Au moment où les députés français veulent écarter les mannequins trop maigres des podiums, des modèles «grandes tailles» défilent ce week-end à la Pulp Fashion Week à Paris, un salon qui s'efforce, non sans mal, de s'imposer dans la capitale de la haute couture.

Pas de brindille en vue pour l'occasion: les tailles des mannequins vont du 40 au 56, bien loin des silhouettes qui peuplent les Fashion weeks traditionnelles.

Mais n'importe quelle fille ronde ne peut être mannequin. Il faut une silhouette harmonieuse, souligne Blanche Kazi, organisatrice de cet événement pour la troisième année consécutive, qui a recruté au total 24 modèles, notamment en organisant des castings dans plusieurs villes de France.

Le point de départ de ce projet, pour cette femme d'origine congolaise, a été sa propre «frustration»: «après ma grossesse, je suis passée d'une taille 36-38 à une taille 42-44. Je n'arrivais pas à m'habiller comme je le voulais, alors j'ai réfléchi à un moyen, à mon échelle, de faire bouger un peu les choses dans la mode».

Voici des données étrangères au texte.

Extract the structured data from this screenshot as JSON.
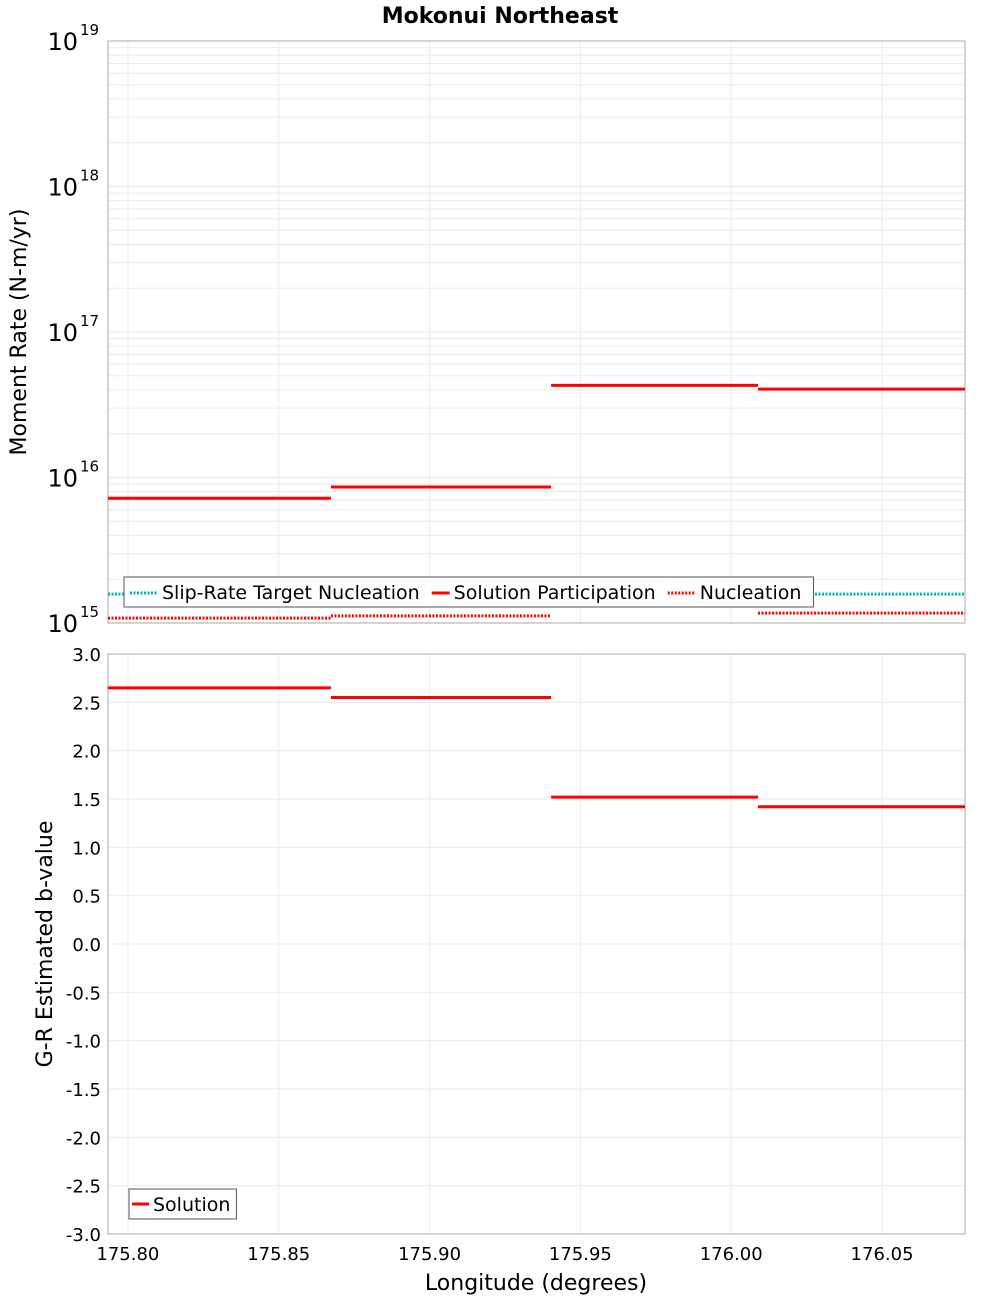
{
  "chart_data": [
    {
      "type": "line",
      "title": "Mokonui Northeast",
      "xlabel": "Longitude (degrees)",
      "ylabel": "Moment Rate (N-m/yr)",
      "yscale": "log",
      "ylim": [
        1000000000000000.0,
        1e+19
      ],
      "xlim": [
        175.7934,
        176.0775
      ],
      "ytick_exponents": [
        "15",
        "16",
        "17",
        "18",
        "19"
      ],
      "ytick_base": "10",
      "grid": true,
      "legend_placement": "bottom-left",
      "colors": {
        "slip_rate": "#00b3b3",
        "solution": "#ff0000",
        "nucleation": "#ff0000"
      },
      "series": [
        {
          "name": "Slip-Rate Target Nucleation",
          "style": "dotted",
          "segments": [
            [
              175.7934,
              176.0775,
              1580000000000000.0
            ]
          ]
        },
        {
          "name": "Solution Participation",
          "style": "solid",
          "segments": [
            [
              175.7934,
              175.8673,
              7200000000000000.0
            ],
            [
              175.8673,
              175.9403,
              8600000000000000.0
            ],
            [
              175.9403,
              176.0089,
              4.3e+16
            ],
            [
              176.0089,
              176.0775,
              4.05e+16
            ]
          ]
        },
        {
          "name": "Nucleation",
          "style": "dotted",
          "segments": [
            [
              175.7934,
              175.8673,
              1080000000000000.0
            ],
            [
              175.8673,
              175.9403,
              1120000000000000.0
            ],
            [
              175.9403,
              176.0089,
              1370000000000000.0
            ],
            [
              176.0089,
              176.0775,
              1170000000000000.0
            ]
          ]
        }
      ]
    },
    {
      "type": "line",
      "xlabel": "Longitude (degrees)",
      "ylabel": "G-R Estimated b-value",
      "ylim": [
        -3.0,
        3.0
      ],
      "xlim": [
        175.7934,
        176.0775
      ],
      "yticks": [
        "3.0",
        "2.5",
        "2.0",
        "1.5",
        "1.0",
        "0.5",
        "0.0",
        "-0.5",
        "-1.0",
        "-1.5",
        "-2.0",
        "-2.5",
        "-3.0"
      ],
      "xticks": [
        "175.80",
        "175.85",
        "175.90",
        "175.95",
        "176.00",
        "176.05"
      ],
      "grid": true,
      "legend_placement": "bottom-left",
      "series": [
        {
          "name": "Solution",
          "style": "solid",
          "segments": [
            [
              175.7934,
              175.8673,
              2.65
            ],
            [
              175.8673,
              175.9403,
              2.55
            ],
            [
              175.9403,
              176.0089,
              1.52
            ],
            [
              176.0089,
              176.0775,
              1.42
            ]
          ]
        }
      ]
    }
  ]
}
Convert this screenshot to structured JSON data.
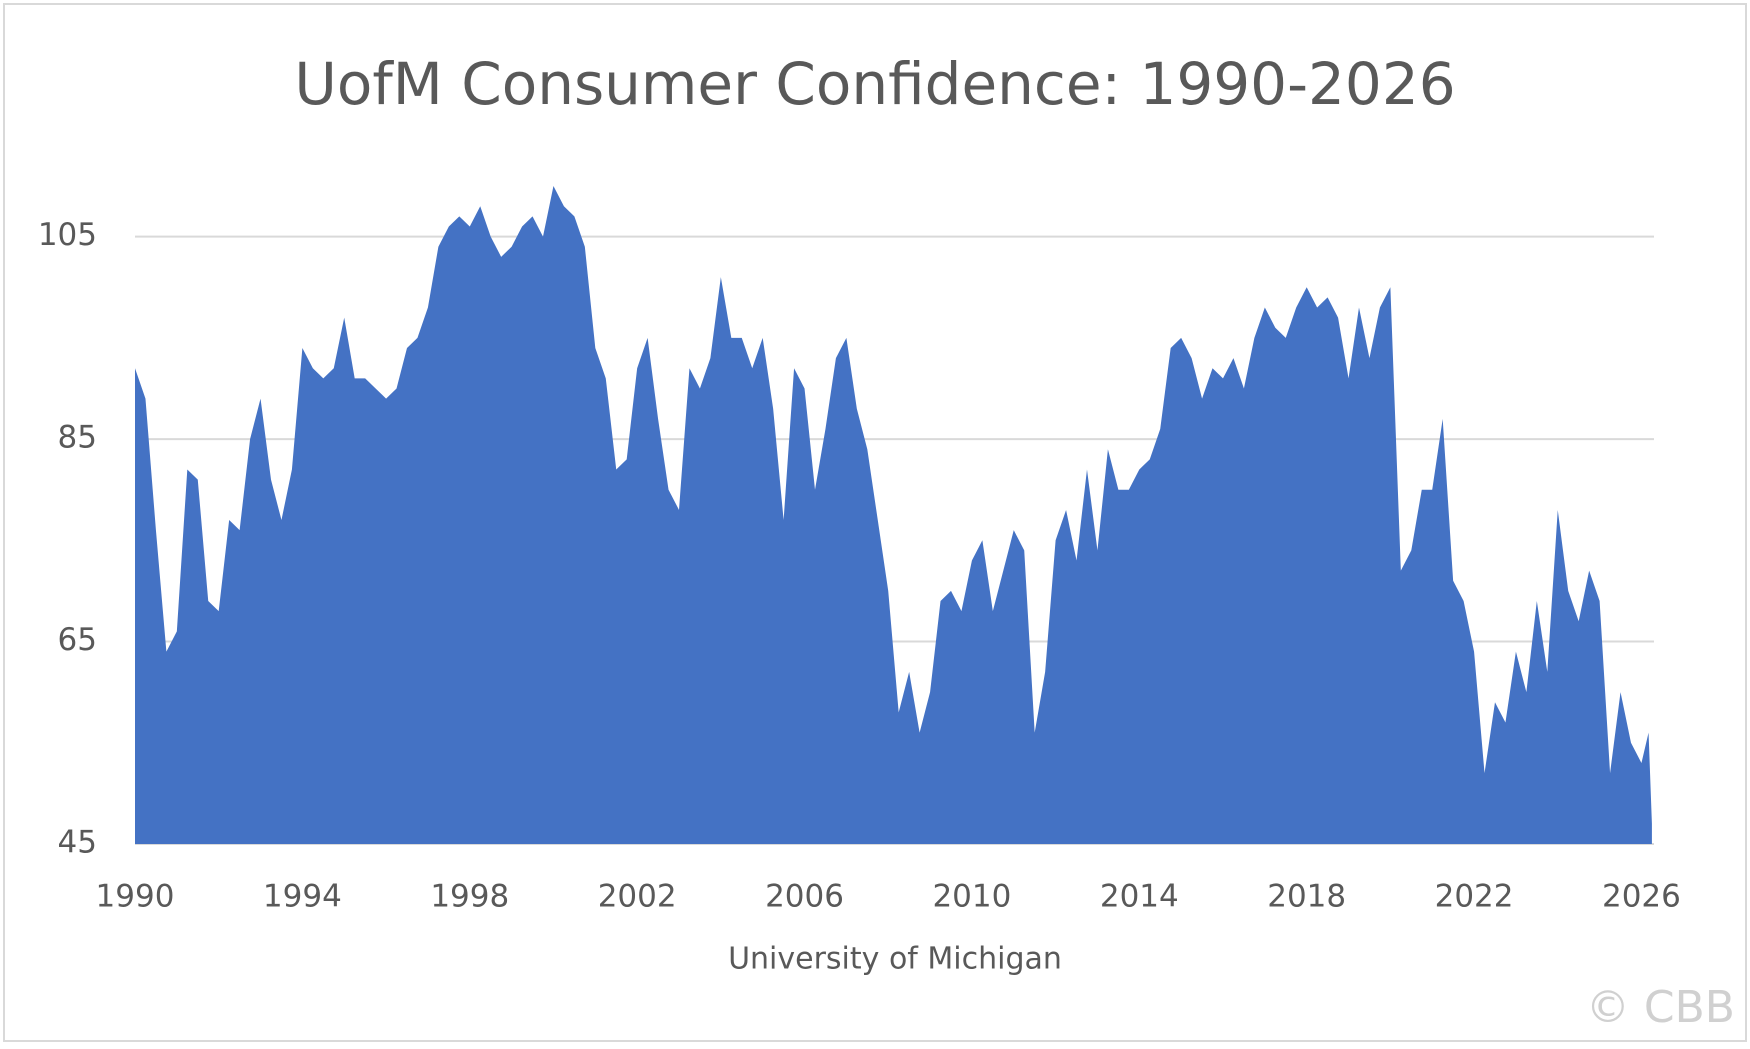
{
  "chart_data": {
    "type": "area",
    "title": "UofM Consumer Confidence: 1990-2026",
    "x_label": "University of Michigan",
    "watermark": "© CBB",
    "color": "#4472c4",
    "grid": true,
    "xlim": [
      1990,
      2026.3
    ],
    "xticks": [
      1990,
      1994,
      1998,
      2002,
      2006,
      2010,
      2014,
      2018,
      2022,
      2026
    ],
    "ylim": [
      45,
      110
    ],
    "yticks": [
      45,
      65,
      85,
      105
    ],
    "x": [
      1990,
      1990.25,
      1990.5,
      1990.75,
      1991,
      1991.25,
      1991.5,
      1991.75,
      1992,
      1992.25,
      1992.5,
      1992.75,
      1993,
      1993.25,
      1993.5,
      1993.75,
      1994,
      1994.25,
      1994.5,
      1994.75,
      1995,
      1995.25,
      1995.5,
      1995.75,
      1996,
      1996.25,
      1996.5,
      1996.75,
      1997,
      1997.25,
      1997.5,
      1997.75,
      1998,
      1998.25,
      1998.5,
      1998.75,
      1999,
      1999.25,
      1999.5,
      1999.75,
      2000,
      2000.25,
      2000.5,
      2000.75,
      2001,
      2001.25,
      2001.5,
      2001.75,
      2002,
      2002.25,
      2002.5,
      2002.75,
      2003,
      2003.25,
      2003.5,
      2003.75,
      2004,
      2004.25,
      2004.5,
      2004.75,
      2005,
      2005.25,
      2005.5,
      2005.75,
      2006,
      2006.25,
      2006.5,
      2006.75,
      2007,
      2007.25,
      2007.5,
      2007.75,
      2008,
      2008.25,
      2008.5,
      2008.75,
      2009,
      2009.25,
      2009.5,
      2009.75,
      2010,
      2010.25,
      2010.5,
      2010.75,
      2011,
      2011.25,
      2011.5,
      2011.75,
      2012,
      2012.25,
      2012.5,
      2012.75,
      2013,
      2013.25,
      2013.5,
      2013.75,
      2014,
      2014.25,
      2014.5,
      2014.75,
      2015,
      2015.25,
      2015.5,
      2015.75,
      2016,
      2016.25,
      2016.5,
      2016.75,
      2017,
      2017.25,
      2017.5,
      2017.75,
      2018,
      2018.25,
      2018.5,
      2018.75,
      2019,
      2019.25,
      2019.5,
      2019.75,
      2020,
      2020.25,
      2020.5,
      2020.75,
      2021,
      2021.25,
      2021.5,
      2021.75,
      2022,
      2022.25,
      2022.5,
      2022.75,
      2023,
      2023.25,
      2023.5,
      2023.75,
      2024,
      2024.25,
      2024.5,
      2024.75,
      2025,
      2025.25,
      2025.5,
      2025.75,
      2026,
      2026.17,
      2026.25
    ],
    "values": [
      92,
      89,
      76,
      64,
      66,
      82,
      81,
      69,
      68,
      77,
      76,
      85,
      89,
      81,
      77,
      82,
      94,
      92,
      91,
      92,
      97,
      91,
      91,
      90,
      89,
      90,
      94,
      95,
      98,
      104,
      106,
      107,
      106,
      108,
      105,
      103,
      104,
      106,
      107,
      105,
      110,
      108,
      107,
      104,
      94,
      91,
      82,
      83,
      92,
      95,
      87,
      80,
      78,
      92,
      90,
      93,
      101,
      95,
      95,
      92,
      95,
      88,
      77,
      92,
      90,
      80,
      86,
      93,
      95,
      88,
      84,
      77,
      70,
      58,
      62,
      56,
      60,
      69,
      70,
      68,
      73,
      75,
      68,
      72,
      76,
      74,
      56,
      62,
      75,
      78,
      73,
      82,
      74,
      84,
      80,
      80,
      82,
      83,
      86,
      94,
      95,
      93,
      89,
      92,
      91,
      93,
      90,
      95,
      98,
      96,
      95,
      98,
      100,
      98,
      99,
      97,
      91,
      98,
      93,
      98,
      100,
      72,
      74,
      80,
      80,
      87,
      71,
      69,
      64,
      52,
      59,
      57,
      64,
      60,
      69,
      62,
      78,
      70,
      67,
      72,
      69,
      52,
      60,
      55,
      53,
      56,
      47
    ]
  }
}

Car l'offre pour les rondes en France se réduit trop souvent à des «trucs vieillots, tristes, sans aucune originalité», regrette-t-elle.

Or il y a un vrai marché: la taille la plus vendue en France est le 40, d'après l'Institut Français du Textile et de l'Habillement (IFTH), et plus de 40% des femmes portent du 44 et plus.

Au programme de ce salon de la mode pulpeuse, ouvert aux professionnels et au public: des défilés, y compris de lingerie, et des conférences sur la mode grande taille. Une vingtaine de marques (Oliver Young, Olivier Wartowski, Jean-Ida Créations...) participent à l'événement parisien, contre huit lors de la première édition en 2013.

«Ce sont de jeunes marques», souligne Blanche Kazi, déplorant de ne pas être soutenue par les grands noms de la mode grande taille «qui peuvent faire bouger réellement les choses avec des budgets de commandite et des partenariats financiers».

«Vingt ans de retard»

Signe d'une prise de conscience globale, des rendez-vous de la mode XL ont vu le jour depuis quelques années à New York, Londres, Berlin, Hambourg, Rio. Et des mannequins grande taille ont même défilé lors de plusieurs défilés à la Fashion Week new-yorkaise en septembre.

La Pulp Fashion Week est encore modeste, reconnaît Blanche Kazi, qui juge que les mentalités ont du mal à évoluer en France. «On a vingt ans de retard sur la façon d'aborder les différences. Dès qu'on est différent ici, on vous regarde bizarrement», dénonce-t-elle, fustigeant certains préjugés: «les gens ne sont pas gros uniquement parce qu'ils mangent trop».

L'organisatrice peut en tout cas se réjouir de voir cette «Pulp Fashion week» tomber peu après le vote des députés pour une interdiction des mannequins trop maigres. «C'est une coïncidence bénie», commente Blanche Kazi, qui approuve une telle mesure, trouvant les mannequins actuelles beaucoup trop «maigrichonnes».

Une évolution est pourtant en train de se dessiner dans ce secteur: trois magazines en ligne ont émergé en moins de deux ans, des blogues fleurissent. L'offre grande taille se diversifie aussi sur internet, avec des marques comme Navabi, Asos curve, H&M, Monif C...

«Il y a une forte communauté de fashionistas et elles veulent s'habiller branché, c'est dans les moeurs et l'air du temps», constate Patricia Gordon, qui a ouvert en septembre à Paris un magasin multimarque pour les rondes, Women Curves.

Kim Kardashian, réputée pour ses formes, a récemment fait la Une du magazine Elle. «C'est sûr qu'elle a remis à la mode les grosses fesses, donc ça, on en est très heureuses», sourit Clémentine Desseaux, mannequin taille 44, marraine de la Pulp Fashion Week.

«Mais si elle est acceptée, c'est parce que c'est Kim, elle fait vendre plus que n'importe qui!», ajoute cette ravissante jeune femme brune aux taches de rousseur, qui a fait des campagnes pour American Apparel, les chaînes de magasins américains Macy's et Nordstrom, ou encore Marina Rinaldi et Ulla Popken. Elle regrette que les magazines ne fassent «en général qu'une couverture avec une femme ronde une fois par an».

Pulp Fashion Week, samedi et dimanche au Salon Hoche, 9 avenue Hoche à Paris. À partir de 15 euros l'entrée.